HISTORIC England has relisted seven buildings that witnessed the life of Charlotte Brontë.

The organisation has updated the buildings – including the Brontë Parsonage Museum in Haworth – to mark the 200th anniversary of Charlotte’s birth.

They include the properties that inspired Charlotte’s most famous novel, Jane Eyre, and the house where she contracted a fatal illness.

The buildings were already on the National Heritage List for England, but now their entries fully acknowledge the important history of the novelist.

Historic England spokesman, Eric Branse-Instone, said: “We are glad to be able to celebrate and mark the history of this important novelist on the National Heritage List for England.

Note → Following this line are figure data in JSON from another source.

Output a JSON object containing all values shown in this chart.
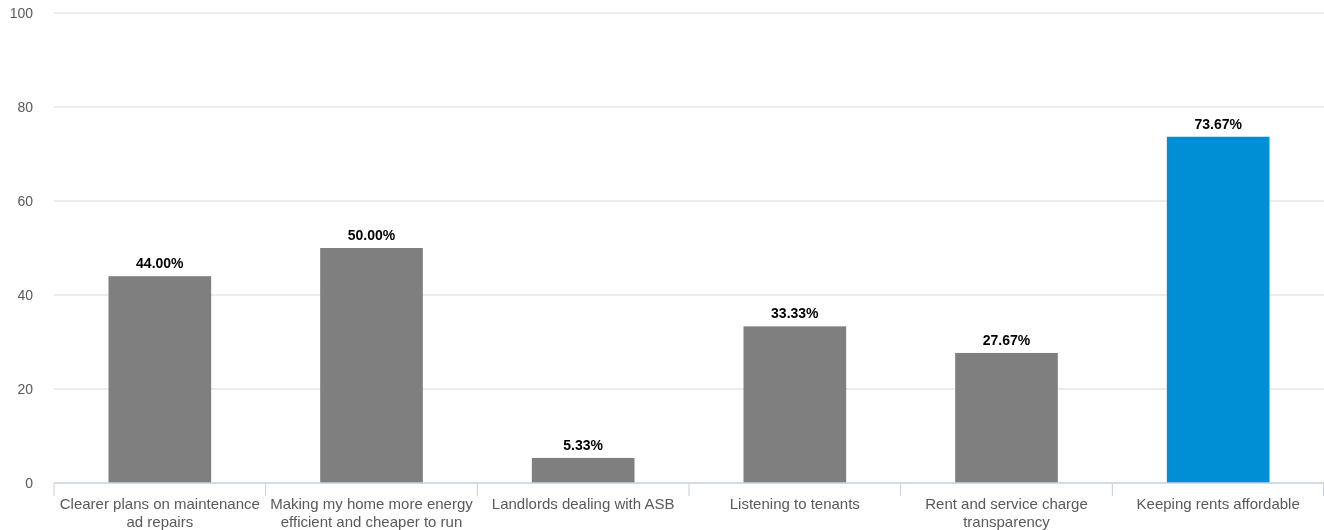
{
  "chart_data": {
    "type": "bar",
    "categories": [
      "Clearer plans on maintenance ad repairs",
      "Making my home more energy efficient and cheaper to run",
      "Landlords dealing with ASB",
      "Listening to tenants",
      "Rent and service charge transparency",
      "Keeping rents affordable"
    ],
    "values": [
      44,
      50,
      5.33,
      33.33,
      27.67,
      73.67
    ],
    "colors": [
      "#7f7f7f",
      "#7f7f7f",
      "#7f7f7f",
      "#7f7f7f",
      "#7f7f7f",
      "#008fd5"
    ],
    "value_labels": [
      "44.00%",
      "50.00%",
      "5.33%",
      "33.33%",
      "27.67%",
      "73.67%"
    ],
    "ylim": [
      0,
      100
    ],
    "yticks": [
      0,
      20,
      40,
      60,
      80,
      100
    ],
    "grid": "y"
  }
}
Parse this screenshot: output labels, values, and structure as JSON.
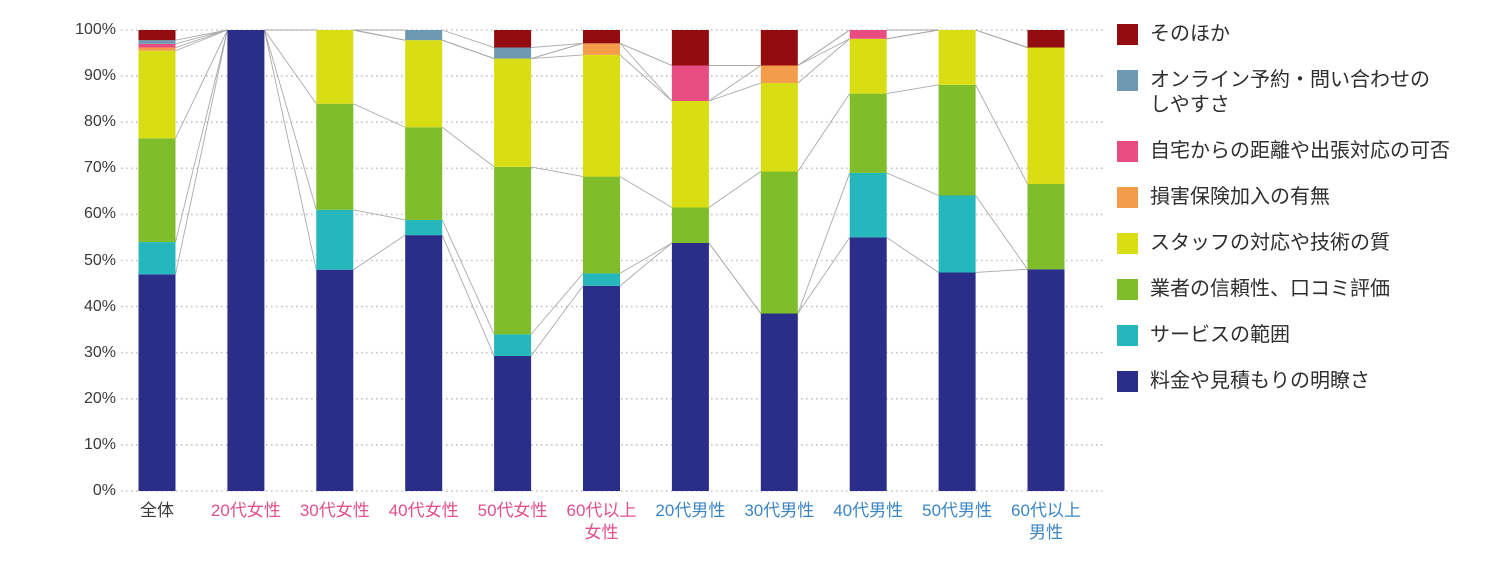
{
  "chart_data": {
    "type": "bar",
    "stacked": true,
    "percent_stacked": true,
    "title": "",
    "xlabel": "",
    "ylabel": "",
    "ylim": [
      0,
      100
    ],
    "y_ticks": [
      "0%",
      "10%",
      "20%",
      "30%",
      "40%",
      "50%",
      "60%",
      "70%",
      "80%",
      "90%",
      "100%"
    ],
    "grid": "dotted-horizontal",
    "legend_position": "right",
    "connector_lines": true,
    "grid_color": "#c4c4c4",
    "connector_color": "#aaaaaa",
    "categories": [
      {
        "label": "全体",
        "lines": [
          "全体"
        ],
        "color": "#3a3a3a"
      },
      {
        "label": "20代女性",
        "lines": [
          "20代女性"
        ],
        "color": "#e0508e"
      },
      {
        "label": "30代女性",
        "lines": [
          "30代女性"
        ],
        "color": "#e0508e"
      },
      {
        "label": "40代女性",
        "lines": [
          "40代女性"
        ],
        "color": "#e0508e"
      },
      {
        "label": "50代女性",
        "lines": [
          "50代女性"
        ],
        "color": "#e0508e"
      },
      {
        "label": "60代以上女性",
        "lines": [
          "60代以上",
          "女性"
        ],
        "color": "#e0508e"
      },
      {
        "label": "20代男性",
        "lines": [
          "20代男性"
        ],
        "color": "#3c85c4"
      },
      {
        "label": "30代男性",
        "lines": [
          "30代男性"
        ],
        "color": "#3c85c4"
      },
      {
        "label": "40代男性",
        "lines": [
          "40代男性"
        ],
        "color": "#3c85c4"
      },
      {
        "label": "50代男性",
        "lines": [
          "50代男性"
        ],
        "color": "#3c85c4"
      },
      {
        "label": "60代以上男性",
        "lines": [
          "60代以上",
          "男性"
        ],
        "color": "#3c85c4"
      }
    ],
    "series": [
      {
        "name": "料金や見積もりの明瞭さ",
        "color": "#2a2e89",
        "values": [
          47.0,
          100,
          48.0,
          55.5,
          29.3,
          44.5,
          53.8,
          38.5,
          55.0,
          47.4,
          48.1
        ]
      },
      {
        "name": "サービスの範囲",
        "color": "#26b7bc",
        "values": [
          7.0,
          0,
          13.0,
          3.3,
          4.7,
          2.7,
          0,
          0,
          14.0,
          16.7,
          0
        ]
      },
      {
        "name": "業者の信頼性、口コミ評価",
        "color": "#7fbe2a",
        "values": [
          22.5,
          0,
          23.0,
          20.1,
          36.3,
          21.0,
          7.7,
          30.8,
          17.2,
          24.0,
          18.5
        ]
      },
      {
        "name": "スタッフの対応や技術の質",
        "color": "#d9de14",
        "values": [
          19.0,
          0,
          16.0,
          18.9,
          23.5,
          26.4,
          23.1,
          19.2,
          11.9,
          11.9,
          29.6
        ]
      },
      {
        "name": "損害保険加入の有無",
        "color": "#f39d4a",
        "values": [
          0.7,
          0,
          0,
          0,
          0,
          2.5,
          0,
          3.8,
          0,
          0,
          0
        ]
      },
      {
        "name": "自宅からの距離や出張対応の可否",
        "color": "#e84d82",
        "values": [
          0.8,
          0,
          0,
          0,
          0,
          0,
          7.7,
          0,
          1.9,
          0,
          0
        ]
      },
      {
        "name": "オンライン予約・問い合わせのしやすさ",
        "color": "#6f99b2",
        "values": [
          0.8,
          0,
          0,
          2.2,
          2.4,
          0,
          0,
          0,
          0,
          0,
          0
        ]
      },
      {
        "name": "そのほか",
        "color": "#930c10",
        "values": [
          2.2,
          0,
          0,
          0,
          3.8,
          2.9,
          7.7,
          7.7,
          0,
          0,
          3.8
        ]
      }
    ],
    "legend": {
      "items": [
        {
          "lines": [
            "そのほか"
          ],
          "color": "#930c10"
        },
        {
          "lines": [
            "オンライン予約・問い合わせの",
            "しやすさ"
          ],
          "color": "#6f99b2"
        },
        {
          "lines": [
            "自宅からの距離や出張対応の可否"
          ],
          "color": "#e84d82"
        },
        {
          "lines": [
            "損害保険加入の有無"
          ],
          "color": "#f39d4a"
        },
        {
          "lines": [
            "スタッフの対応や技術の質"
          ],
          "color": "#d9de14"
        },
        {
          "lines": [
            "業者の信頼性、口コミ評価"
          ],
          "color": "#7fbe2a"
        },
        {
          "lines": [
            "サービスの範囲"
          ],
          "color": "#26b7bc"
        },
        {
          "lines": [
            "料金や見積もりの明瞭さ"
          ],
          "color": "#2a2e89"
        }
      ]
    }
  }
}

“These buildings help to tell the story of Charlotte Brontë’s life and the inspiration of her work."

The Haworth Parsonage, where Charlotte and her sisters Emily and Anne grew up and wrote her novels, is a Grade I listed building.

Stone Gappe, in Lothersdale, which is listed Grade II, is thought to be the inspiration for Gateshead Hall – the unhappy childhood home of Jane Eyre. Charlotte was a governess there for a short time in 1839.

The Rev Patrick Brontë was curate of the Chapel of St James, also known as Old Bell Chapel, in Thornton, and his three literary daughters were baptised there.

Number 74 Market Street in Thornton was the birthplace of the Brontë sisters. North Lees Hall in Derbyshire was the ancestral home of the real-life Eyre family, and boasts the real-life story of a mad woman who was kept in an upstairs room, giving her the inspiration for the novel.

The Grade II listed vicarage in the village of Hathersage was immortalised in Jane Eyre as Morton village.

Charlotte caught a chill whilst walking in the grounds of Gawthorpe Hall in Lancashire, and it is thought this led to her death in 1855.